I first started reading Marion Zimmer Bradley (MZB) probably in high school or even earlier: she was one of a generation of science fiction and fantasy writers who published during my early years, and whom I loved. They helped me to form my understandings of right and wrong, honour and faith, that have continued to be shifted… though never destroyed… through all the adventures of my lifetime. My last two decades have been marked by a profound shift in this regard: the loss of Ms. Zimmer Bradley, Madeleine, L’Engle and Anne McCaffrey have affected me deeply. They were three whose books I followed quite closely, but who are no more. And I have to admit I’ve not really found replacements. I don’t know if it was because of the time of my life during which I discovered these authors, or whether the quality of writing has truly declined: but I have not found books that move me as these did when I first found them. During the time since their deaths most of my reading has shifted from science-fiction and fantasy to more work-related, religious, environmental or otherwise non-fiction. The creative side of my life, without me really realizing, has been quietly closed off in sadness and gathering dust.

One of my resolutions this year was to open that door again and to coax out those elements of fantasy and fiction that had once been my staple. This was the first instalment:I believe it was originally published in 1996 (before MZB’s death) and then republished in 2010 with alterations. I have to admit I was a bit wary at first; I was unsure of how the world of the bloody sun would be depicted with the help of another author. But I was pleasantly surprised. Not only was the book well written (since I don’t know how much was MZB and how much was changed) but the new storyline was engaging.
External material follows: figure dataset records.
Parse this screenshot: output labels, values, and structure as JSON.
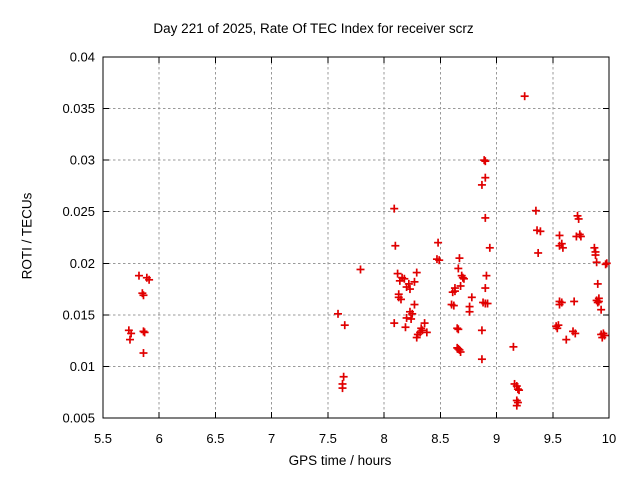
{
  "title": "Day 221 of 2025, Rate Of TEC Index for receiver scrz",
  "x_axis": {
    "label": "GPS time / hours"
  },
  "y_axis": {
    "label": "ROTI / TECUs"
  },
  "colors": {
    "marker": "#e00000",
    "grid": "#999999",
    "frame": "#000000",
    "background": "#ffffff"
  },
  "chart_data": {
    "type": "scatter",
    "title": "Day 221 of 2025, Rate Of TEC Index for receiver scrz",
    "xlabel": "GPS time / hours",
    "ylabel": "ROTI / TECUs",
    "xlim": [
      5.5,
      10
    ],
    "ylim": [
      0.005,
      0.04
    ],
    "grid": true,
    "legend": "none",
    "x_ticks": [
      "5.5",
      "6",
      "6.5",
      "7",
      "7.5",
      "8",
      "8.5",
      "9",
      "9.5",
      "10"
    ],
    "y_ticks": [
      "0.005",
      "0.01",
      "0.015",
      "0.02",
      "0.025",
      "0.03",
      "0.035",
      "0.04"
    ],
    "marker_style": "plus",
    "series": [
      {
        "name": "ROTI",
        "color": "#e00000",
        "points": [
          [
            5.82,
            0.0188
          ],
          [
            5.89,
            0.0186
          ],
          [
            5.91,
            0.0184
          ],
          [
            5.85,
            0.0171
          ],
          [
            5.86,
            0.0169
          ],
          [
            5.73,
            0.0135
          ],
          [
            5.75,
            0.0132
          ],
          [
            5.86,
            0.0134
          ],
          [
            5.87,
            0.0133
          ],
          [
            5.74,
            0.0126
          ],
          [
            5.86,
            0.0113
          ],
          [
            7.59,
            0.0151
          ],
          [
            7.65,
            0.014
          ],
          [
            7.64,
            0.009
          ],
          [
            7.63,
            0.0083
          ],
          [
            7.63,
            0.0079
          ],
          [
            7.79,
            0.0194
          ],
          [
            8.09,
            0.0253
          ],
          [
            8.1,
            0.0217
          ],
          [
            8.12,
            0.019
          ],
          [
            8.16,
            0.0186
          ],
          [
            8.18,
            0.0185
          ],
          [
            8.14,
            0.0183
          ],
          [
            8.29,
            0.0191
          ],
          [
            8.27,
            0.0182
          ],
          [
            8.22,
            0.018
          ],
          [
            8.2,
            0.0177
          ],
          [
            8.23,
            0.0175
          ],
          [
            8.13,
            0.017
          ],
          [
            8.13,
            0.0167
          ],
          [
            8.15,
            0.0165
          ],
          [
            8.27,
            0.016
          ],
          [
            8.23,
            0.0153
          ],
          [
            8.25,
            0.0151
          ],
          [
            8.2,
            0.0147
          ],
          [
            8.24,
            0.0146
          ],
          [
            8.09,
            0.0142
          ],
          [
            8.19,
            0.0138
          ],
          [
            8.36,
            0.0142
          ],
          [
            8.33,
            0.0137
          ],
          [
            8.34,
            0.0135
          ],
          [
            8.32,
            0.0133
          ],
          [
            8.3,
            0.0131
          ],
          [
            8.29,
            0.0128
          ],
          [
            8.38,
            0.0133
          ],
          [
            8.48,
            0.022
          ],
          [
            8.47,
            0.0204
          ],
          [
            8.49,
            0.0203
          ],
          [
            8.67,
            0.0205
          ],
          [
            8.66,
            0.0195
          ],
          [
            8.69,
            0.0188
          ],
          [
            8.7,
            0.0186
          ],
          [
            8.71,
            0.0185
          ],
          [
            8.68,
            0.0178
          ],
          [
            8.63,
            0.0176
          ],
          [
            8.63,
            0.0173
          ],
          [
            8.61,
            0.0172
          ],
          [
            8.6,
            0.016
          ],
          [
            8.62,
            0.0159
          ],
          [
            8.65,
            0.0137
          ],
          [
            8.66,
            0.0136
          ],
          [
            8.65,
            0.0118
          ],
          [
            8.66,
            0.0117
          ],
          [
            8.67,
            0.0116
          ],
          [
            8.68,
            0.0114
          ],
          [
            8.78,
            0.0167
          ],
          [
            8.76,
            0.0158
          ],
          [
            8.76,
            0.0153
          ],
          [
            8.89,
            0.03
          ],
          [
            8.9,
            0.0299
          ],
          [
            8.9,
            0.0283
          ],
          [
            8.87,
            0.0276
          ],
          [
            8.9,
            0.0244
          ],
          [
            8.94,
            0.0215
          ],
          [
            8.91,
            0.0188
          ],
          [
            8.9,
            0.0176
          ],
          [
            8.88,
            0.0162
          ],
          [
            8.9,
            0.0161
          ],
          [
            8.92,
            0.0161
          ],
          [
            8.87,
            0.0135
          ],
          [
            8.87,
            0.0107
          ],
          [
            9.15,
            0.0119
          ],
          [
            9.16,
            0.0083
          ],
          [
            9.18,
            0.0081
          ],
          [
            9.19,
            0.0078
          ],
          [
            9.2,
            0.0077
          ],
          [
            9.18,
            0.0067
          ],
          [
            9.19,
            0.0065
          ],
          [
            9.18,
            0.0062
          ],
          [
            9.25,
            0.0362
          ],
          [
            9.35,
            0.0251
          ],
          [
            9.36,
            0.0232
          ],
          [
            9.39,
            0.0231
          ],
          [
            9.37,
            0.021
          ],
          [
            9.56,
            0.0227
          ],
          [
            9.58,
            0.0219
          ],
          [
            9.56,
            0.0217
          ],
          [
            9.59,
            0.0215
          ],
          [
            9.56,
            0.0163
          ],
          [
            9.58,
            0.0162
          ],
          [
            9.56,
            0.016
          ],
          [
            9.53,
            0.0139
          ],
          [
            9.55,
            0.014
          ],
          [
            9.54,
            0.0137
          ],
          [
            9.62,
            0.0126
          ],
          [
            9.72,
            0.0246
          ],
          [
            9.73,
            0.0243
          ],
          [
            9.71,
            0.0226
          ],
          [
            9.74,
            0.0228
          ],
          [
            9.75,
            0.0226
          ],
          [
            9.69,
            0.0163
          ],
          [
            9.68,
            0.0134
          ],
          [
            9.7,
            0.0132
          ],
          [
            9.87,
            0.0215
          ],
          [
            9.88,
            0.0211
          ],
          [
            9.88,
            0.0208
          ],
          [
            9.89,
            0.0201
          ],
          [
            9.97,
            0.0199
          ],
          [
            9.98,
            0.02
          ],
          [
            9.9,
            0.018
          ],
          [
            9.89,
            0.0164
          ],
          [
            9.91,
            0.0166
          ],
          [
            9.91,
            0.0163
          ],
          [
            9.9,
            0.0162
          ],
          [
            9.93,
            0.0155
          ],
          [
            9.93,
            0.0131
          ],
          [
            9.95,
            0.0132
          ],
          [
            9.94,
            0.0128
          ],
          [
            9.96,
            0.013
          ]
        ]
      }
    ]
  }
}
I found my emotions wrapped around the adventures of the main characters, surprised and angry and relieved as they were. And, most particularly for this time in my life and our world, this is the first fantasy novel I’ve read in which the main was gay. Or at least… bisexual. I don’t remember the Darkovan term, but Regis had multiple long-term relationships (polyamory), and one of the most significant was with another man. It was an interesting and colourful exploration, and it has inspired me to become more familiar with the Darkovan books that spanned so many decades: and which continue to appear.